Sesampainya di apartement, aku langsung saja kamar mandi. Aku menyiapkan air hangat di bathup. Aku melepaskan pakaianku satu persatu. Aku masuk ke dalam bathup Aku merendam tubuhku di air hangat. Aku memejamkan mataku. Baru saja aku hampir terlelap, tiba-tiba saja aku merasakan ada seseorang yang menyelinap masuk. Aku langsung meraih handuk dan keluar dari bathup. Aku memakai kimonoku. Aku berjalan keluar dari kamar mandi. Tak ada orang. Baru saja aku akan masuk kembali ke kamar mandi. Mataku menangkap sesosok pria yang sedang berdiri di dekat jendela dan ia menghadap pemandangan kota Jakarta di malam hari. "Siapa disana?" tanyaku. Pria itu membalikkan tubuhnya, ia terlihat sedang memegang gelas yang berisikan air. Aku tidak dapat melihat wajahnya. Aku lupa menyalakan lampu tepat di tempat ia berdiri.

"Kenapa engkau tidak pulang Salsha? Mengapa engkau disini? Apakah suamimu Iqbaal sudah bangkrut? Jadi ia tidak memiliki rumah sekarang? Aku sudah menduganya! Ia pantas mengalami hal itu, karena ia tidak menghargai wanita! Dia sering bermain dengan banyak wanita bukan?" ujar pria itu. Siapa dia? Bagaimana ia bisa tahu namaku? Bagaimana ia bisa tau nama suamiku? Dan hal yang memalukan itu? Ia berjalan mendekat. Ia mendekat. Semakin mendekat. Mendekat. Ketika cahaya lampu mulai menyinari wajahnya. Aku hanya menatapnya tak percaya.

"Kakak?" hanya satu kata yang dapat aku ucapkan. Ia meletakkan gelasnya dan berjalan mendekatiku. "Kenapa adikku sayang? Apakah semua perkataanku itu benar adanya?" tanyanya padaku. "Ti—tidak!! Iqbaal tidak mengalami kebangkrutan!" bantahku dengan tegas. "Tapi kami hanya—" aku tak bisa mengatakan yang sejujurnya. Jika aku mengatakannya, ia akan marah besar. Bahkan melebihi Bunda. "Hanya apa? Hanya kami sedang mengurus surat perceraian?" tanya pria ini padaku. "Tidak! Kami hanya—" aku masih tidak bisa mencari kata-kata yang tepat untuk mengelabuinya. Ia memegang kedua bahuku dengan kuat "Sudahlah Salsha! Katakanlah yang sejujurnya padaku! Apa yang di lakukan oleh pria bajingan itu padamu? Katakan padaku!" bentaknya.
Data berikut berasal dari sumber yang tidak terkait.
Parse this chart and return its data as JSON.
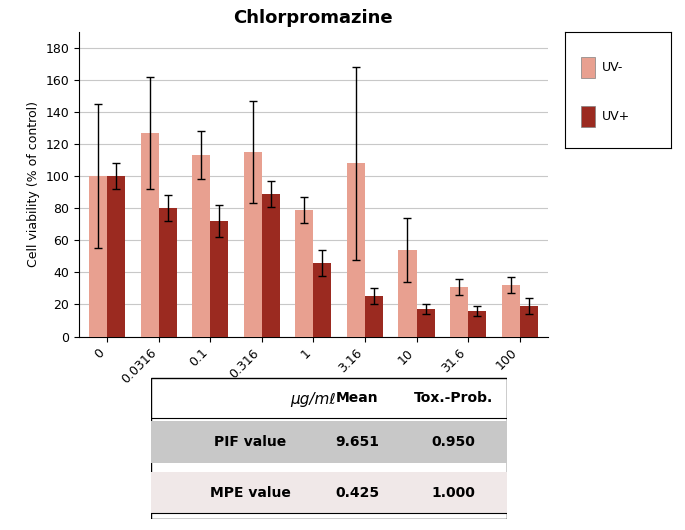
{
  "title": "Chlorpromazine",
  "xlabel": "μg/mℓ",
  "ylabel": "Cell viability (% of control)",
  "categories": [
    "0",
    "0.0316",
    "0.1",
    "0.316",
    "1",
    "3.16",
    "10",
    "31.6",
    "100"
  ],
  "uv_minus_values": [
    100,
    127,
    113,
    115,
    79,
    108,
    54,
    31,
    32
  ],
  "uv_plus_values": [
    100,
    80,
    72,
    89,
    46,
    25,
    17,
    16,
    19
  ],
  "uv_minus_errors": [
    45,
    35,
    15,
    32,
    8,
    60,
    20,
    5,
    5
  ],
  "uv_plus_errors": [
    8,
    8,
    10,
    8,
    8,
    5,
    3,
    3,
    5
  ],
  "uv_minus_color": "#e8a090",
  "uv_plus_color": "#9b2a20",
  "ylim": [
    0,
    190
  ],
  "yticks": [
    0,
    20,
    40,
    60,
    80,
    100,
    120,
    140,
    160,
    180
  ],
  "bar_width": 0.35,
  "legend_uv_minus": "UV-",
  "legend_uv_plus": "UV+",
  "table_rows": [
    "PIF value",
    "MPE value"
  ],
  "table_col_headers": [
    "Mean",
    "Tox.-Prob."
  ],
  "table_values": [
    [
      "9.651",
      "0.950"
    ],
    [
      "0.425",
      "1.000"
    ]
  ],
  "table_row_colors": [
    "#c8c8c8",
    "#f0e8e8"
  ],
  "background_color": "#ffffff",
  "grid_color": "#c8c8c8",
  "title_fontsize": 13,
  "axis_fontsize": 9,
  "ylabel_fontsize": 9,
  "xlabel_fontsize": 11
}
"Kak Ali—" ucapku tak percaya, ia sebelumnya tak pernah seperti ini. Ia sangat jarang membentakku. "Katakan padaku! Aku datang jauh dari Amerika ke sini hanya untuk memastikan adik dan ibuku hidup bahagia! Tapi kini aku melihat adikku sedang merana, bagaimana bisa aku membiarkan seorang pria bajingan membuat adikku satu-satunya menderita!" jelasnya. Itulah dia. Kak Ali, kakakku yang paling sensitif. Mungkin ini dikarenakan kami hanya berdua. Dan ia sangat tidak suka jika aku tersakiti. "Salsha, katakan padaku! Apa benar Iqbaal berselingkuh?" bentaknya padaku. Aku tak berani menjawabnya, aku takut jika ia semakin marah. Hanya air mata yang mulai mengalir di pipiku. Aku dapat melihat wajah kecewanya. "Dan saat ini kau sedang hamil muda?" tanyanya dengan perlahan. "Iya kak, semuanya benar" jawabku tak kuasa menahan tangisan. "Jadi yang dikatakan Bunda benar adanya" ujarnya perlahan, lalu melepaskan pegangannya.
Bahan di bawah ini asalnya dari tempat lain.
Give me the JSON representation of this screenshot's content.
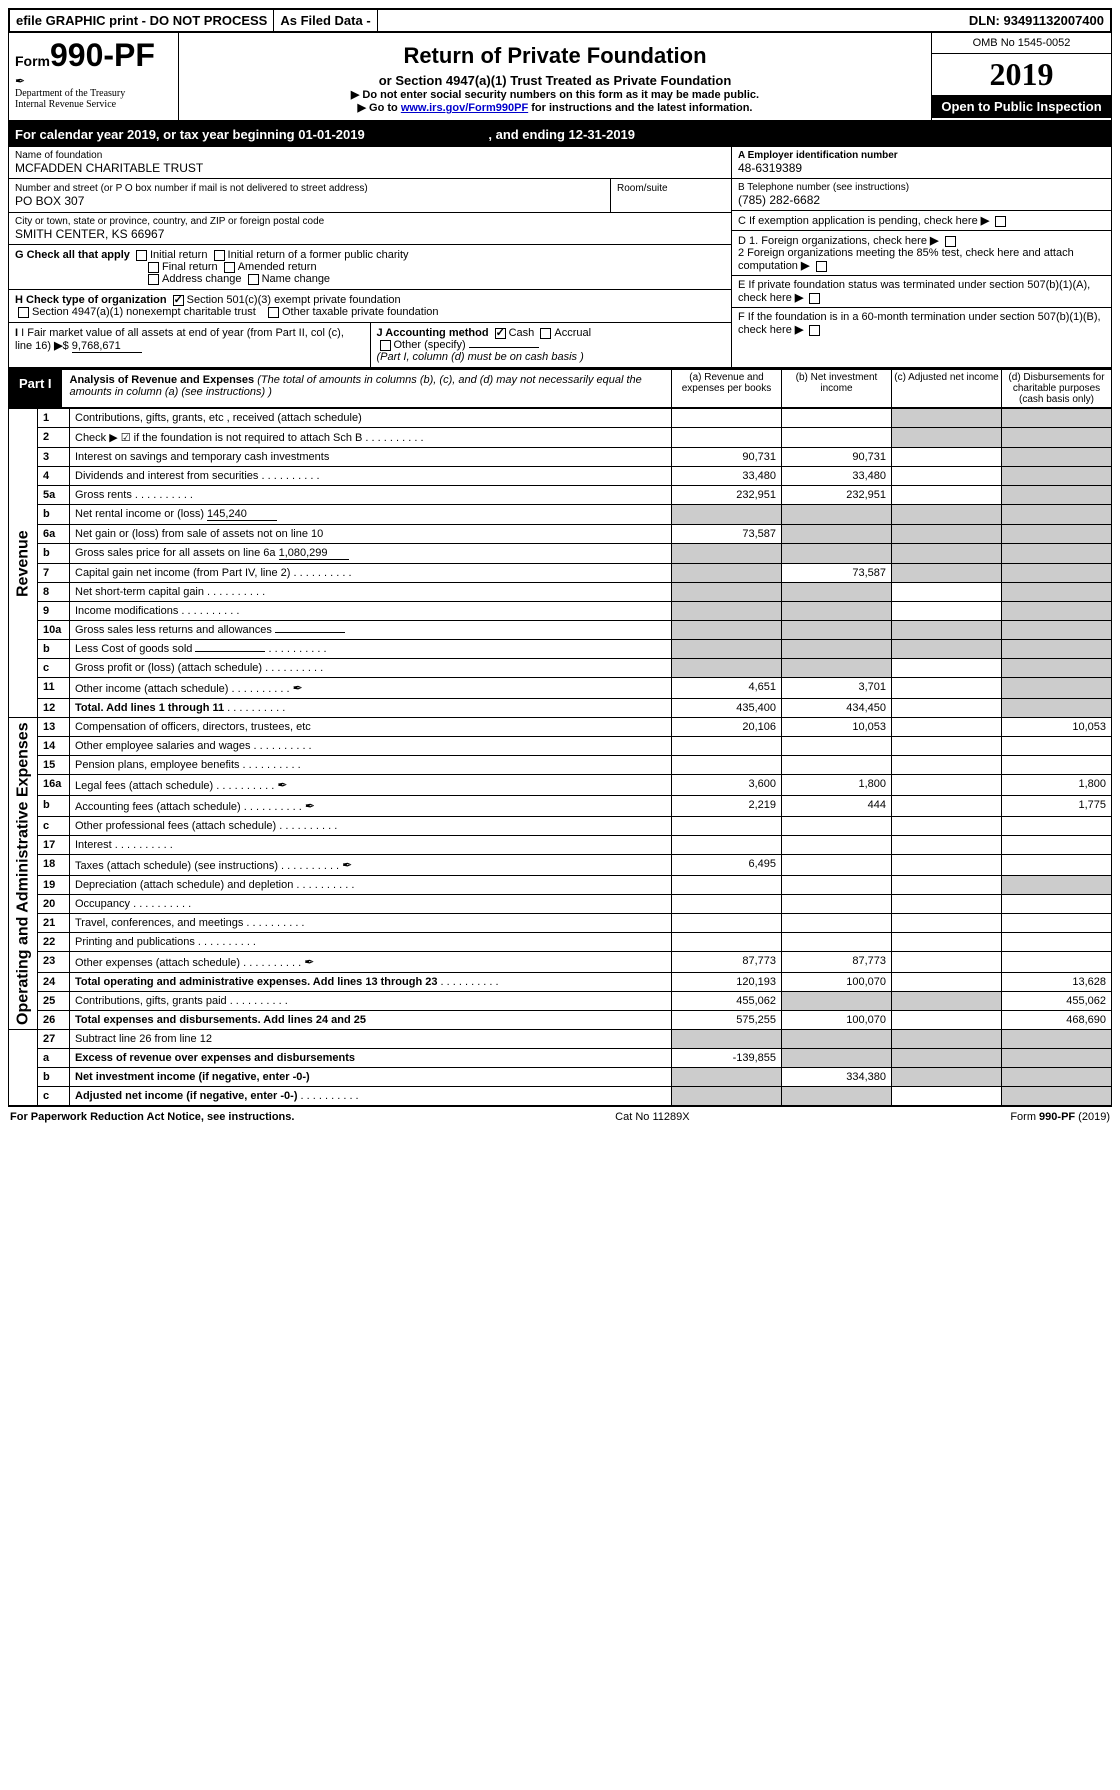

Ia menatapku dengan tatapan iba. "Maafkan aku kak, seharusnya mendengarkan perkataan Bunda dari awal" sesalku padanya. "Tidak! Bukan salahmu! Ini salahku! Saharusnya aku tidak membawanya padamu" sesal Kak Ali. Air mata masih saja mengalir dari mataku. "Jangan ada air mata lagi yang keluar dari matamu, aku harus menghabisi bajingan itu" ucapnya. Ia pun bergegas berjalan keluar dari apartement. Namun aku menahan tangannya, "Tidak Kakak! Tidak! Jangan lakukan apapun padanya" tangisku padanya. "Tidak ada yang boleh menyakiti adikku, bahkan seekor semut kecil yang berani menggigitmu sekali pun, akan langsung aku bunuh!" ujarnya. Kak Ali melepaskan pagangan tanganku dan langsung berlenggang pergi meninggalkanku seorang diri di apartement.